It was up early, grab breakfast and some lunch at the local Bakery, and then to Sandspit. On the way we made a brief stop and had a look for buff-banded rail in the mangroves. We managed to see a bird several times, and although not photographable distance, we got reasonable views of this little skulker.
We then headed to the boat and board, with the sun shining and light winds. On the way out we searched for little penguin in the Kawau Channel and had about 6 birds, with good views of three rafted up. A nice start with this being some peoples first penguin species! We then continued out into the open ocean, and things got a little bumpy, but not too bad. We headed out to the west of Little Barrier, on the way seeing common diving petrel, a few fluttering shearwaters, and the first flesh-footed shearwaters. After a few hours of steaming arrived at our first chumming location. We started to drift and chummed as we went, and within seconds had birds streaming in. Flesh-footed shearwaters were the first in, with white-faced storm-petrels close behind, and a lot of fairy prions. These were the main contenders for the day, but after maybe twenty minutes we had the first New Zealand storm-petrel, which disappeared without most getting on to it! No worries, a steady stream of New Zealand storm-petrels came past the boat for the rest of the day, with probably 15 or so individuals being seen. Awesome!

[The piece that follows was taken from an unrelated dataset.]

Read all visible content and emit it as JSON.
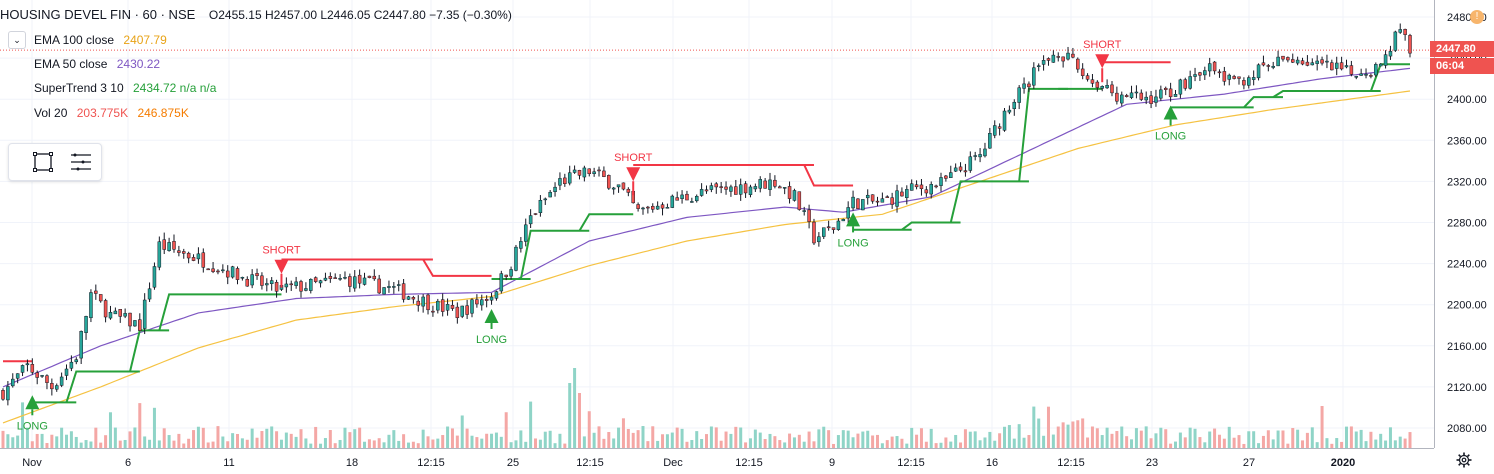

We had small numbers of fluttering shearwaters visit the chum, a couple of sooty shearwaters, and several black petrels. After lunch we decided to relocate back to the start of our drift, and although this brought more of the same, shortly after we arrived and started chumming again we had a white-capped albatross (the first albatross for many) come past the boat. Probably the strangest thing all day was the total lack of Buller’s shearwaters – not a single bird seen all day!

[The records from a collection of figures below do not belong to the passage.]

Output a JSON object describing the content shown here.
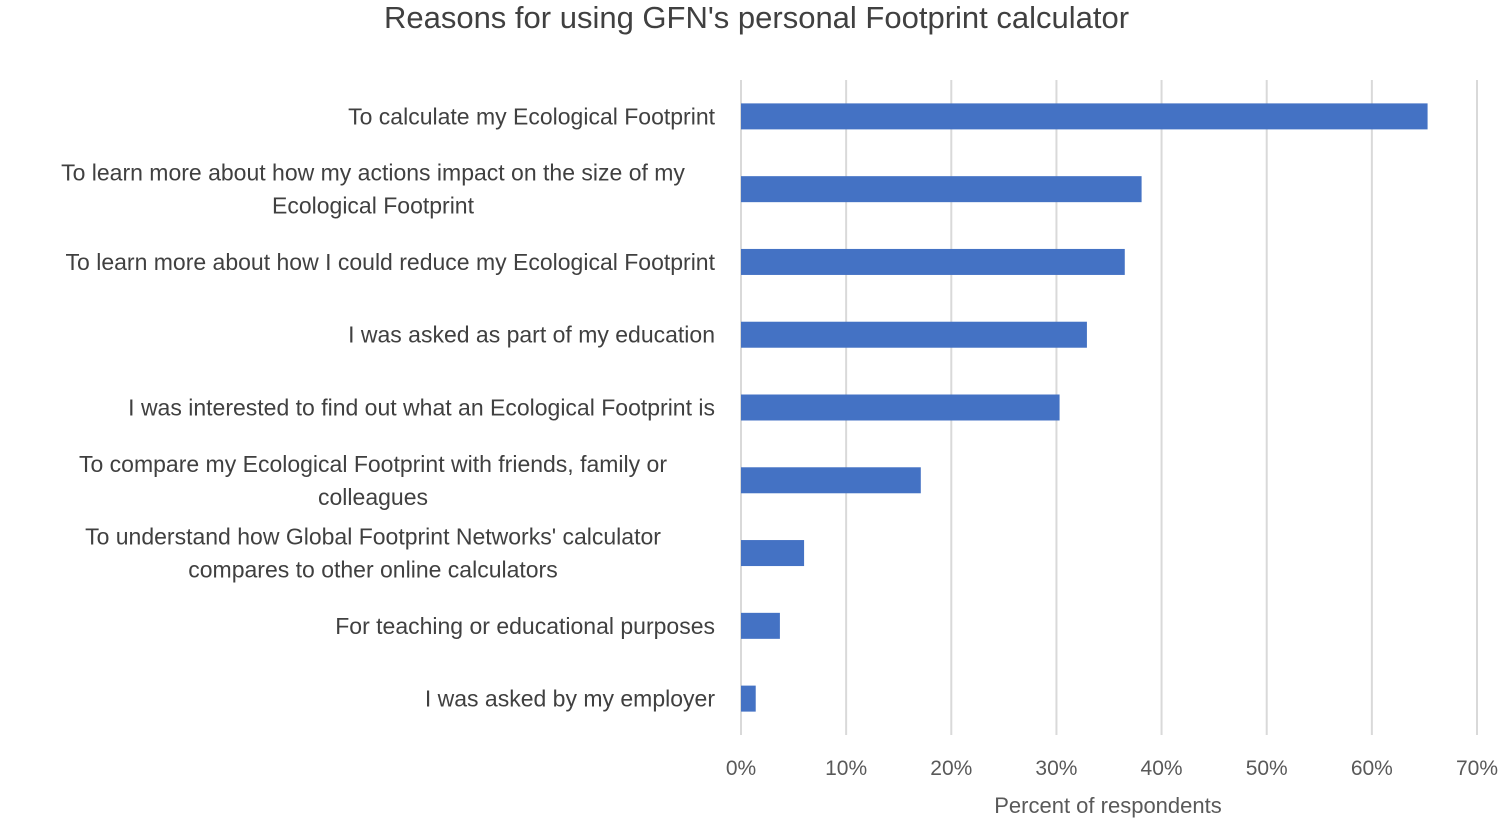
{
  "chart_data": {
    "type": "bar",
    "orientation": "horizontal",
    "title": "Reasons for using GFN's personal Footprint calculator",
    "xlabel": "Percent of respondents",
    "ylabel": "",
    "xlim": [
      0,
      70
    ],
    "x_ticks": [
      "0%",
      "10%",
      "20%",
      "30%",
      "40%",
      "50%",
      "60%",
      "70%"
    ],
    "grid": "vertical",
    "legend": "none",
    "bar_color": "#4472C4",
    "categories": [
      [
        "To calculate my Ecological Footprint"
      ],
      [
        "To learn more about how my actions impact on the size of my",
        "Ecological Footprint"
      ],
      [
        "To learn more about how I could reduce my Ecological Footprint"
      ],
      [
        "I was asked as part of my education"
      ],
      [
        "I was interested to find out what an Ecological Footprint is"
      ],
      [
        "To compare my Ecological Footprint with friends, family or",
        "colleagues"
      ],
      [
        "To understand how Global Footprint Networks' calculator",
        "compares to other online calculators"
      ],
      [
        "For teaching or educational purposes"
      ],
      [
        "I was asked by my employer"
      ]
    ],
    "values": [
      65.3,
      38.1,
      36.5,
      32.9,
      30.3,
      17.1,
      6.0,
      3.7,
      1.4
    ]
  }
}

But an amazing day nonetheless, and late afternoon we headed back to land, with a happy group! Massive rain showers that looked to have been passing the mainland throughout the day were building, but still we managed to dodge them as we searched (fruitlessly) for kookaburra on the way back to the accommodation.
|Little penguins at sea
|Fairy prion as it flies past the boat
|Flesh-footed shearwater, the quickest to the chum, and the noisiest bird of the day
|Cook's petrel against the sea
|Little Barrier Island, the location for the majority of breeding Cook's petrels and only site we currently know for breeding New Zealand storm-petrel
|Black petrel, not many seen, but a couple of good views of some
|Black petrel in amongst the gathering
|Cook's petrel swings by the chum slick
|Cook's petrel banking up high
|Fluttering shearwater pattering over the surface
|New Zealand storm-petrel, undoubtedly the star of the show...ok I am biased!